昨年末に感染症法が改正され、都道府県は新たな感染症対策を盛り込んだ「次期感染症予防計画」の策定を国から求められている。これを受け道では、北海道感染症対策連携協議会、北海道新興・再興感染症等対策専門会議、同医療体制専門部会の三つの組織で計画内容の協議を開始した。
合同会議では、佐賀井祐一感染症対策監が次期計画について(1)保健医療提供体制の記載事項の充実(2)病床や医療人材に加え、検査能力などの体制の確保に向け新たな数値目標を定める(3)これまで都道府県のみが策定する計画であったが、保健所設置市も独自に計画を策定する―の3点をポイントとして挙げた。さらに「初動対応を含め、医療提供体制の確保に向けた医療機関の協定の締結など、新たな重要な事項も盛り込まれる」と指摘した。
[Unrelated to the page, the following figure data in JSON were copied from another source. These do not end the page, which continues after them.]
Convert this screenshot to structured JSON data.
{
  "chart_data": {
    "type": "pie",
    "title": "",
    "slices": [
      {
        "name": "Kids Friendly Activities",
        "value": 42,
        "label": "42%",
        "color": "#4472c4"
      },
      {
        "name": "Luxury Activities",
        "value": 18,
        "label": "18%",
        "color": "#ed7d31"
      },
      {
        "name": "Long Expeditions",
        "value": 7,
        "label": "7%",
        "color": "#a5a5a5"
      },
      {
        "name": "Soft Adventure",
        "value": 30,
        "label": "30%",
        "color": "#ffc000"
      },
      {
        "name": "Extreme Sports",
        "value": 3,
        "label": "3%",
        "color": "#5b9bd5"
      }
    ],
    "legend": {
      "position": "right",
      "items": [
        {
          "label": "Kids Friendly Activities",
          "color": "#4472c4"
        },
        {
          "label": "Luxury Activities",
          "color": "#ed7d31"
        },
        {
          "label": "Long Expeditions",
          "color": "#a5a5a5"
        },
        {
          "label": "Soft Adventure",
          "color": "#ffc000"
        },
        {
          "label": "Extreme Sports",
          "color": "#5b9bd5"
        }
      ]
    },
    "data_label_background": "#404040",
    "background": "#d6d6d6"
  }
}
佐賀井対策監は「医療計画など他の関連計画との整合性を図りながら、今年度中に次期感染症予防計画を策定していくことになり、非常にタイトなスケジュールになる」と説明。新興感染症などから道民の命と健康を守るため「実効性のあるものにしていけるよう、忌憚(きたん)ない意見を」と呼び掛けた。
初回の会議では、座長に北海道医師会常任理事の三戸和明氏を選出。策定スケジュールや次期計画の柱立てなどを確認した。